As the sky loses its intensity of light, questions swim in my mind; front crawl, breast stroke, and backstroke. The drive home seems longer than the day. I am able to look at my life with more objectivity than usual; travel does this. If I had thought about death sooner, it would have intensified life. You know, the squeeze of the lemon and a pinch of salt makes all the difference.
Death was always on the way, but the fact that I didn’t know when it would arrive took away from its precision and finiteness. So I treated life as an inexhaustible well. But everything happens a certain number of times, and a very small number really. How many more times will I remember a certain afternoon of my childhood, the afternoon that’s so much part of me that I can’t conceive of my life without it. Perhaps four or five times more. Perhaps not even. How many times will I watch the full moon rise? Perhaps twenty. And yet I lived as if it all seemed so limitless. I would have made fewer foolish mistakes.
Enough backward imaginings. I need to accept the past as past without denying it or discarding it. It was what it was. Right now my goal vibrates nonstop in each side of my brain like tocsins (alarm bells). Or is it a death knell? Temptations rely on such seconds. It’s all they need. I thought she could. Now I know she can’t. I need to find someone else. If not, there’s nothing but the morgue.
Yesterday I didn’t know a Ms. Gauge. Is she an invitation or a warning? What if thousands like her walk the earth, returned from a cruise, mute with fresh tattoos? An inky embarrassment, a token of forestalled fate, a premise for a dystopian dance? Could this be my fate?

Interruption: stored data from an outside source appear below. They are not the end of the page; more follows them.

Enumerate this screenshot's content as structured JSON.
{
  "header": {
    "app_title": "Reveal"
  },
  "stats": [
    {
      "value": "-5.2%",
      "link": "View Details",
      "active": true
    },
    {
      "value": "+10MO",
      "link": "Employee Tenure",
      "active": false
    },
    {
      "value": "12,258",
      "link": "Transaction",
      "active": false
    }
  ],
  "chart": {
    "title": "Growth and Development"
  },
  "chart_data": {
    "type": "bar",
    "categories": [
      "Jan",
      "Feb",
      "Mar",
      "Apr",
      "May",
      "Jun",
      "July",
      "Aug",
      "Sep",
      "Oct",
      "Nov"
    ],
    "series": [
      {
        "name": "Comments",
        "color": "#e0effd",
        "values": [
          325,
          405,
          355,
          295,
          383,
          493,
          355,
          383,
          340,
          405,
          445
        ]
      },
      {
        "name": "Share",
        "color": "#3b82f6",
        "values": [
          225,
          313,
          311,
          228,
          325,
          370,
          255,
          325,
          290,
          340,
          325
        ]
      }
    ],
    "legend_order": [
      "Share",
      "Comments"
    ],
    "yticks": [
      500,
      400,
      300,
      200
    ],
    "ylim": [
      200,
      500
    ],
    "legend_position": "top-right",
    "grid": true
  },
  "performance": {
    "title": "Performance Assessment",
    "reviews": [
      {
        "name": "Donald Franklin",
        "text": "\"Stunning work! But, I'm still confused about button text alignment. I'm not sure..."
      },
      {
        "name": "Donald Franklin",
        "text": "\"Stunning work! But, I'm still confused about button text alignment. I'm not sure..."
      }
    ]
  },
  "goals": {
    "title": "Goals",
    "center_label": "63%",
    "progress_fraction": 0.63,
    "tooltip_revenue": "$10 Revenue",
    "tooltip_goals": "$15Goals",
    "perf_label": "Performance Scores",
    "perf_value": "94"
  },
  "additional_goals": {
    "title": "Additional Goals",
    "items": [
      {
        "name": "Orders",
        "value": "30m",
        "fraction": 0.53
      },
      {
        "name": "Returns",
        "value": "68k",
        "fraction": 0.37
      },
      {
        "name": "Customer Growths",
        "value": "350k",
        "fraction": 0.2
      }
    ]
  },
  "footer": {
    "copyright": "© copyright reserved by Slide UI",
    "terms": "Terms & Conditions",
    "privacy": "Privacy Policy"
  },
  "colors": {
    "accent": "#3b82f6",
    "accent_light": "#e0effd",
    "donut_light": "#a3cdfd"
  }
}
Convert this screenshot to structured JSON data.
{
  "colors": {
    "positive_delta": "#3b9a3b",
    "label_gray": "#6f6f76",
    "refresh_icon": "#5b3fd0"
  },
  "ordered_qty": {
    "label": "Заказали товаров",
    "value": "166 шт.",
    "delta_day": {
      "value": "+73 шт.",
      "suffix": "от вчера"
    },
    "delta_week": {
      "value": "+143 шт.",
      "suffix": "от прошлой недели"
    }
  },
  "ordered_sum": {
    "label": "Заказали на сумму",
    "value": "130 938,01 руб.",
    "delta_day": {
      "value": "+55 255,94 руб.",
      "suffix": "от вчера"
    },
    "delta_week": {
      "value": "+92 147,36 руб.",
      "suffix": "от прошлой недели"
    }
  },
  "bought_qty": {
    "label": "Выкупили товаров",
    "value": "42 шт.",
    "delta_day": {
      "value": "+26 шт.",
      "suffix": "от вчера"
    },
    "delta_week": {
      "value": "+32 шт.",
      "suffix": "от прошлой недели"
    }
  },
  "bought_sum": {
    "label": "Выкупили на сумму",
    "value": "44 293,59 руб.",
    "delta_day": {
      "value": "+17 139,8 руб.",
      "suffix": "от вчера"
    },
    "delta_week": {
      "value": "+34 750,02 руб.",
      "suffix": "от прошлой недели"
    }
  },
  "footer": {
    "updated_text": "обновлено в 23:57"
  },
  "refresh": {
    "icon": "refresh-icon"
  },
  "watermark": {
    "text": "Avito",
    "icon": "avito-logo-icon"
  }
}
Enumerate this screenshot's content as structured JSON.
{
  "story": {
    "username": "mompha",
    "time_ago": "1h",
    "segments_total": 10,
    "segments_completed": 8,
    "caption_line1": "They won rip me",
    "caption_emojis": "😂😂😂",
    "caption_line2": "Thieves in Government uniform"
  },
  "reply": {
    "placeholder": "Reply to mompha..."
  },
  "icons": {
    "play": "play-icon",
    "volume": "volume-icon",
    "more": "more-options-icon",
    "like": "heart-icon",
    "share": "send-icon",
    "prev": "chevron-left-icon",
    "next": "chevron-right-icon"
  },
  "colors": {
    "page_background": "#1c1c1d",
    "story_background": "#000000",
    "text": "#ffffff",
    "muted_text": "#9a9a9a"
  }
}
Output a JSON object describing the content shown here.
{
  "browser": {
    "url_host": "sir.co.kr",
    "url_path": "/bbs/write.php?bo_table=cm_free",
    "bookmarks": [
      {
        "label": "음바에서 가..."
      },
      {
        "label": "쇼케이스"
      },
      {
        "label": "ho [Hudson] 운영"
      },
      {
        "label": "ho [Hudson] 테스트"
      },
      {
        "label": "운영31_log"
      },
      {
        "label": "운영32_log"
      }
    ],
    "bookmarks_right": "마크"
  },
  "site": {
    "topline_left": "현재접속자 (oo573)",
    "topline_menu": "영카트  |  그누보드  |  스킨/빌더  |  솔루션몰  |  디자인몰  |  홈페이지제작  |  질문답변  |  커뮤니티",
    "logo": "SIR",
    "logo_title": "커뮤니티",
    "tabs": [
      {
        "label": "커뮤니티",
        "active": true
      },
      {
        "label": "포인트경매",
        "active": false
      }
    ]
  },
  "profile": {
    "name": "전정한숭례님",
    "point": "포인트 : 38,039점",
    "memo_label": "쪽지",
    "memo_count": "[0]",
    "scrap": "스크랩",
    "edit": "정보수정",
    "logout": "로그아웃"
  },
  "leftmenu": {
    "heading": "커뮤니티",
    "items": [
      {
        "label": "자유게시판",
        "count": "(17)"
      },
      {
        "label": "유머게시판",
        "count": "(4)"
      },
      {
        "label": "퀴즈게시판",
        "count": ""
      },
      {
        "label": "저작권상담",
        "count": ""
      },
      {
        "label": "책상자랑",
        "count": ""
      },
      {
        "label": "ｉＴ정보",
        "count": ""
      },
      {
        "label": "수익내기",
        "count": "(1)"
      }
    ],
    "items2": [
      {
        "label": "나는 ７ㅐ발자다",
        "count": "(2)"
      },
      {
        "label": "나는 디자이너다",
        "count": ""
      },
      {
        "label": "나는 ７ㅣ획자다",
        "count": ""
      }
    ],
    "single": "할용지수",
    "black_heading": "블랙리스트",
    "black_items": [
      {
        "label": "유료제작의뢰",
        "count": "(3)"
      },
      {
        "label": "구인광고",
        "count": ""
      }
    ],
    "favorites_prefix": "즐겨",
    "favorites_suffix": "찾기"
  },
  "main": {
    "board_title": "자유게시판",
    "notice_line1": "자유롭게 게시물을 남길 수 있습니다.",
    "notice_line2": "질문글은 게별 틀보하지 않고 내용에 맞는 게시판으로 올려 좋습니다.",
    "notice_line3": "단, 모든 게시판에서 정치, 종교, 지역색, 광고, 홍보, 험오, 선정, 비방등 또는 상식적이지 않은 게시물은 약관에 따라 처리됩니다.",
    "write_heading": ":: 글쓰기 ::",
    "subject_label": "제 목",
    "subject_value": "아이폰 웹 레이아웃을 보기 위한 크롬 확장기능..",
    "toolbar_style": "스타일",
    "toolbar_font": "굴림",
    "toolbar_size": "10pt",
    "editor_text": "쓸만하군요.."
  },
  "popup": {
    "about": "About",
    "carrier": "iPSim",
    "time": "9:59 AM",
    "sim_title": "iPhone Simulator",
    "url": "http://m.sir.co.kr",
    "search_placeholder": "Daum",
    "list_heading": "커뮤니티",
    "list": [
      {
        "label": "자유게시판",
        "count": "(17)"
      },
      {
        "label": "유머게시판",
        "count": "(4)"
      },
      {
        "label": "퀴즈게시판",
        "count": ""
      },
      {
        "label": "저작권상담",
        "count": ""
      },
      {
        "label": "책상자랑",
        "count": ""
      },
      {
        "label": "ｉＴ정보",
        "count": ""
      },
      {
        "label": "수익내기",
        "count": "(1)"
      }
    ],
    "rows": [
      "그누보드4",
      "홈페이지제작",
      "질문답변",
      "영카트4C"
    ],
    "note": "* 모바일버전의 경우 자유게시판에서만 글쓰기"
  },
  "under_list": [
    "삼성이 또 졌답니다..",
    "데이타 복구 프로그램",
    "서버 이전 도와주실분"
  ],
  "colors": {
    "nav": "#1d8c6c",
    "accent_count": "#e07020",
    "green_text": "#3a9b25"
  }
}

Yesterday is centuries away. My death progresses and it takes away enterprise. It adds to the deterioration of body functions, breathing and balance. I am resigned that every day represents more and more subtracted from less and less. While I am still able and keen to score overtime, I need to find someone else to get me closer to what is seeming like an iceberg in the mist, the inexplicable reality of the Luminous Liminality. But who?